Lee, who spoke on Wednesday, May 11, at a Congressional subcommittee hearing on the role of the US in helping Nigeria confront Boko Haram and other threats in Northern Nigeria, sought the Committee's support for the bill titled “Victims of Terror Protection Act”.

“I have HR 528 which I would like to bring to the Committee’s attention”, she said, noting that “it deals with the Abacha loot which the DOJ has.”

Asides the Congresswoman, 10 other people spoke at the hearing, including one of the Chibok girls who escaped from Boko Haram terrorists on the night they were kidnapped.

Lee, who visited Nigeria on a fact-finding mission a few weeks after the kidnapping, said the bill was inspired by the plight of the families of the kidnapped girls and that the intention was to create relief fund for them and other victims.

“When we were in Nigeria two years ago, families were still in pain, they are still in limbo. Boko Haram has killed Muslims, Christians and others, they’ve killed and burned mosques and churches and homes and schools,” she said.
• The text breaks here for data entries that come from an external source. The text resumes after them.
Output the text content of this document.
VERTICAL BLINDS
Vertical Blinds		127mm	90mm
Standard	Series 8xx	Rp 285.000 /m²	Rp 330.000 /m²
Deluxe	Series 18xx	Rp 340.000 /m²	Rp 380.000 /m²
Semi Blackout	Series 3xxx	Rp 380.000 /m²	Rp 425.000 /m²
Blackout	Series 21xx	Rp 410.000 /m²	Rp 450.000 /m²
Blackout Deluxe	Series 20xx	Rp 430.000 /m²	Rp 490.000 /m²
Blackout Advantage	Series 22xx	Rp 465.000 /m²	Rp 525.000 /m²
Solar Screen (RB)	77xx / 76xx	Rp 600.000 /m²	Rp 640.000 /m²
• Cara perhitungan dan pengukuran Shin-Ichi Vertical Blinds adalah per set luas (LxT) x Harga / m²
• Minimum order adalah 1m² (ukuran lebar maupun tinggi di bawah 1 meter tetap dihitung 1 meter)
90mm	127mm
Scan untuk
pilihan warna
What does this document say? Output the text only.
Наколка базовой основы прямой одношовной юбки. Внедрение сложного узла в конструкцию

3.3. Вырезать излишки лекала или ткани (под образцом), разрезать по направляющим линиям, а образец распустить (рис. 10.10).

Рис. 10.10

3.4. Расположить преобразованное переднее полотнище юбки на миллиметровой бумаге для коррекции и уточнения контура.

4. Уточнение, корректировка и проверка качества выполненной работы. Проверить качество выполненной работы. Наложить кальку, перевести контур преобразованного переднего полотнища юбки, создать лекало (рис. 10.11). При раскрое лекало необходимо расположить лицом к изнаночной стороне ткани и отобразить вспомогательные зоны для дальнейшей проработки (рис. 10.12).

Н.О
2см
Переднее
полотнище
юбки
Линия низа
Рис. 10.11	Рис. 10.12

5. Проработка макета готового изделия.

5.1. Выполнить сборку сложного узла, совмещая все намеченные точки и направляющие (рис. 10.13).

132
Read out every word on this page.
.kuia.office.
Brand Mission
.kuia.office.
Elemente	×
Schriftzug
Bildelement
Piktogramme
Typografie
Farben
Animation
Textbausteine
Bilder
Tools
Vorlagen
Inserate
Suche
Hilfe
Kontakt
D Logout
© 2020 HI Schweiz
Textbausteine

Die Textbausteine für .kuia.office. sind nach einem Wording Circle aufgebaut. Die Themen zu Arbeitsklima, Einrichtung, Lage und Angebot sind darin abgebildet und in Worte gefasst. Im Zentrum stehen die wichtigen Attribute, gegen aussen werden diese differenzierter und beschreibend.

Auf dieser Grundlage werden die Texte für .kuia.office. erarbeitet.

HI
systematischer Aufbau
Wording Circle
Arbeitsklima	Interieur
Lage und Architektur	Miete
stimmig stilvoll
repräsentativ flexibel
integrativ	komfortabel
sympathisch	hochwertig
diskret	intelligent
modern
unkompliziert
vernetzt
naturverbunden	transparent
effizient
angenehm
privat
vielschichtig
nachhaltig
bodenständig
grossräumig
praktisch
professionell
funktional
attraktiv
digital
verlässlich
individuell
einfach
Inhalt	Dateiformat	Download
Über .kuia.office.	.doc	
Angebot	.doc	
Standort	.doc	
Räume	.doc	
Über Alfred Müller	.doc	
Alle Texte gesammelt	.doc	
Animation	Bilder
According to her, while the ultimate question remains how the girls can be rescued, “there are broken families out there” urging that the DOJ “can begin to utilize that money asap” to provide the relief these families desperately need.

The U.S. was one of the earliest destinations late Nigerian dictator Sani Abacha and his family stashed money stolen from the country.

Mohammed Abacha and his late brother, Ibrahim, opened accounts with Citibank, New York, in 1992 using the aliases Chinquinto, Gelsobella and Navarrio.

Three years later, they opened a business account with the name Morgan Procurement. The Abachas gave a US-French citizen, named Alain Ober, power of attorney over their New York and London bank accounts.

By 1999 when a U.S. Senate Committee began investigating Abacha loot, the accounts had recorded more than $110 million transactions including $47 million that passed through the New York accounts within six months and $37 million found in one account in 1995.

Mr. Ober and other officials of Citibank testified before the U.S. Senate back in 1999, admitting to moving money for the Abachas but claiming that they were not aware of their clients’ true identity.